A casa dos grandes pensadores
 

JOAQUIM SATURNINO DA SILVA

A VERGONHA PERDIDA

 

      Na inversão absurda de conceitos, da qual padece o mundo atualmente – e nosso País em particular – é motivo para orgulho, o que deveria ser motivo de vergonha. A expressiva ampliação do poder econômico na área financeira, nos últimos tempos, está sem dúvida assentada sobre um alicerce de ossos de várias gerações de brasileiros.

      Mas não há vergonha nisso, pois o foco está centralizado no grande desempenho dos bancos aqui no Brasil, como não acontece em outra parte do planeta. Ao contrário, é orgulho o sentimento que predomina.

      E calados assistimos ao espetáculo grotesco espalhado no entorno. Muitas vidas se perdendo por via do desespero dominante. Os mais fracos (de espírito) jazem sem forças, entregues aos vícios e à violência. Enquanto isso, a renda é distribuída somente entre uma camada minúscula da sociedade. Apenas um seleto grupo que navega acima da lei, pois o diploma legal que coíbe a usura, só o faz para a maioria impotente.

      O sistema financeiro é composto por pessoas “mais iguais” do que a igualdade estampada na Constituição Federal. Leis específicas as protege, numa aberração jurídica sem precedentes.

      O pobre mortal que lê estas letras aqui mal dispostas, de propósito, jamais poderá aventar a hipótese de ultrapassar os juros legais de 12% ao ano. Mas haverá de pagar taxas de juros escorchantes ditadas pelo sistema financeiro acima (ou fora) da Lei.

O lucro é pecado?

É evidente que não, mas a exploração sistemática de uma nação, empobrecendo cada dia mais seu povo, é mais que pecado, beira as raias do crime. E como tal seria tratado, não fosse uma legislação específica a tornar legal aquilo que é imoral e criminoso.

As manchetes sobre o lucro dos bancos estampam, a cada edição, números assombrosos. Lucro de mais de 100% em menos de um ano, já é coisa ridícula.

Os dois maiores bancos do mercado financeiro nacional estão disputando quem ganha mais, enquanto os cidadãos perdem, cada dia mais, na exata proporção inversa.

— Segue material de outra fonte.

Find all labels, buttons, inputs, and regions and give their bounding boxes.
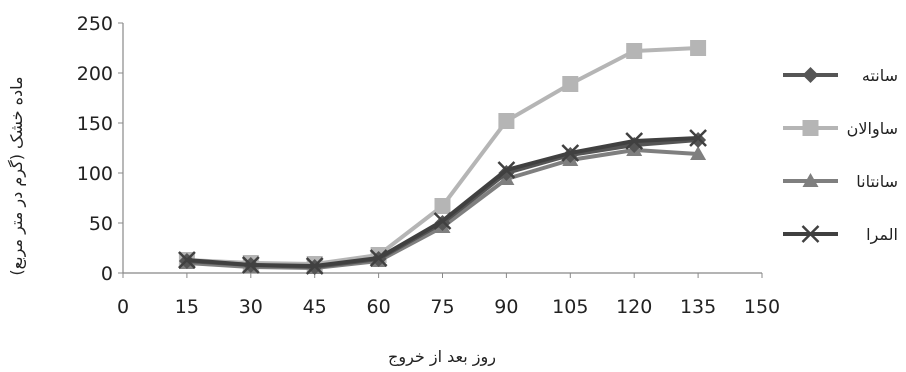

E o que mais torna abominável tudo isso, é a letargia de um governo que não tem a coragem de tomar atitudes que lembrem a finalidade da riqueza: o povo. Ou não seria pura letargia/covardia, mas uma mera cumplicidade?

Não seria preciso tomar nenhuma atitude drástica que colocasse em risco a autonomia econômica nacional, mas medidas que minimizassem, com seriedade, a usura praticada pelo sistema financeiro. Fazer valer o disposto na Lei Maior, juros legais de 12% ao ano, ou algo mais próximo disso e não juros de 12% ao mês. Isso para ser otimista.

Mas detalhes técnicos são mais importantes que vidas. Nossa Terra se tornou uma nau sem rumo, ou pior, em direção ao inferno, se por acaso ele existisse fora daqui.

Não há falta de vergonha só na cara. Há falta de vergonha em todo lugar. E ainda teremos políticos, na próxima eleição, prometendo exatamente o oposto do que irão fazer.

Deveriam, também, não ter vergonha de dizer a verdade!